II. Adrenergic neurone blocking agents: Reserpine, guanethidine.
III. Adrenergic receptor antagonists:
i. Alpha blockers: Prazosin, terazosin, doxazosin, phentolamine.
ii. Beta blockers: Propranolol, metoprolol, atenolol, sotalol, pindolol.
iii. Alpha & beta blockers Carvedilol: Labetalol.

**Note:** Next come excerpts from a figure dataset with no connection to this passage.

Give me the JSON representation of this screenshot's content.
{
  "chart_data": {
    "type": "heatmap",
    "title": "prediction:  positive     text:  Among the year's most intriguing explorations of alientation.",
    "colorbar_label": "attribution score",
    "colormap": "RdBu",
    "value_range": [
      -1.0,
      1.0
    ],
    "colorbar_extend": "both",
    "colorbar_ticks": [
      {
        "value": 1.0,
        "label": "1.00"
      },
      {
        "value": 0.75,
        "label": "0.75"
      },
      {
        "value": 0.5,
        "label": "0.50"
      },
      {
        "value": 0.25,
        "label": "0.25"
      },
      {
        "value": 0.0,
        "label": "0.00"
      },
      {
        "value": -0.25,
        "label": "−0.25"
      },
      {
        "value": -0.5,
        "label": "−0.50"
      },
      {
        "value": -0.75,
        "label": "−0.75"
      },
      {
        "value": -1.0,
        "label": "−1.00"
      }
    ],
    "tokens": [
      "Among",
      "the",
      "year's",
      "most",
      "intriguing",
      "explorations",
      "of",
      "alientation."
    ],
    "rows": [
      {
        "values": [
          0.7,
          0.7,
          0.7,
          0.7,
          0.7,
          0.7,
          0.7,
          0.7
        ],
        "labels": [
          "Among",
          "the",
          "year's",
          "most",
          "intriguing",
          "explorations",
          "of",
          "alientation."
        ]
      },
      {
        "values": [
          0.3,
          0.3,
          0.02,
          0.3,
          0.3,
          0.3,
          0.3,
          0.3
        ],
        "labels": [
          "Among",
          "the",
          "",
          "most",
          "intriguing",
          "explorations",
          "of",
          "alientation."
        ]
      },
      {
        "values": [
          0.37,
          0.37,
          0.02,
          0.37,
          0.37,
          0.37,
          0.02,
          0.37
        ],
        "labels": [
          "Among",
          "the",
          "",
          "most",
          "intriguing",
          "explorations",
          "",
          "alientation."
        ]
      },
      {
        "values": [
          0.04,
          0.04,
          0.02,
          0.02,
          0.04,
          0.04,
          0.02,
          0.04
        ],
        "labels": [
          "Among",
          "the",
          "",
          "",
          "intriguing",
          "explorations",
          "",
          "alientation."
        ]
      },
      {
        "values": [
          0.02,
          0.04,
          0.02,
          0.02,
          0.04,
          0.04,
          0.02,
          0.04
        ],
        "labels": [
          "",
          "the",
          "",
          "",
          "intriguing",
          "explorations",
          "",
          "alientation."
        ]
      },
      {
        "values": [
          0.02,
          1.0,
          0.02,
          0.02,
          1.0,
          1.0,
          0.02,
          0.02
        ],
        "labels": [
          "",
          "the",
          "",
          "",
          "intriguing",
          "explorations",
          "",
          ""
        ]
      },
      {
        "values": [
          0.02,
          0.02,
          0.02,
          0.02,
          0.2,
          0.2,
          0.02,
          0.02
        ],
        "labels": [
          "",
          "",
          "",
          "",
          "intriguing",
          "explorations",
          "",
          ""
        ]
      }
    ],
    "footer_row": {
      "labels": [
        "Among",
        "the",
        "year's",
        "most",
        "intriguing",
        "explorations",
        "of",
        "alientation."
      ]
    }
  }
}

7. IV. Angiotensin converting enzyme (ACE) inhibitors: Captopril, enalapril, benzapril.
V. Angiotensin II receptor (type AT1) antagonist: Losartan, irbesartan.
VI. Calcium channel blockers: Verapamil, diltiazem, nifedipine.
Direct vasodilators
VIII. Diuretics

8. Clonidine
It stimulates presynaptic α2 receptors in vasomotor center of brain causing decreased sympathetic outflow. Adverse effects; drowsiness, dry mouth, restlessness, anxiety, nightmares, dizziness, skin rash, constipation and impotence.
Reserpine
It is an alkaloid obtained from the roots of ‘Rauwolfia Serpentina’. It is known to deplete adrenaline, noradrenaline, dopamine and 5-HT. CNS side effects, lethargy, apathy, psychic depression which may result in suicidal tendancy. Endocrinal disturbances include gynecomastia and impotence. It is not used now clinically.

9. Prazosin
It selectively blocks post synaptic α1 receptors. Adverse effects include postural hypotension, dizziness, tachycardia, palpitation, headache, weight gain, nasal stuffiness, priapism and skin rash.
Propranolol
It is blocks β1, β2 decreasing HR and force of cardiac contraction. The renin secretion is inhibited. Adverse effects are skin rash, depression, nightmares, sexual dysfunction, epigastric distress, cold extremities and hypoglycaemia.
Labetalol
It is a mixed antagonist (α1 and non-selective β-receptor antagonist). It is more potent in blocking β than α receptors. It is potent hypotensive agent especially useful in pheochromocytoma.

10. CAPTOPRIL
ACE inhibitors inhibit the conversion of angiotensin I (inactive) to angiotensin II (active) by inhibiting angiotensin converting enzyme. Decrease in Ag II results in vasodilation and decreased aldosterone secretion.
They can be given safely in patients with diabetes or bronchial asthma. They are efficacious and well tolerated. They are also useful in coronary artery diseases as they reduce cardiovascular morbidity and mortality by improving coronary perfusion.
ACE inhibitors are now first line drug in all grades of hypertension and can be safely used with diuretics and β blockers. Side effects include dry cough, skin rash, loss of taste, hyperkalemia, vertigo, vomiting, fatigue, neutropenia (rare), proteinuria and anemia.

11. LOSARTAN
Angiotensin II is a potent vasoconstrictor, stimulant of aldosterone secretion. Both losartan and its principal active carboxylic acid metabolite, EXP3174 (10-40 times more potent than losartan) block the effects of angiotensin II by selectively blocking the binding of angiotensin II to the AT1 receptor.
Adverse effects seen most often are dizziness and rash. Angioedema (swelling of face, lips and/or tongue) have been rarely reported. There is also headache, asthenia and fatigue.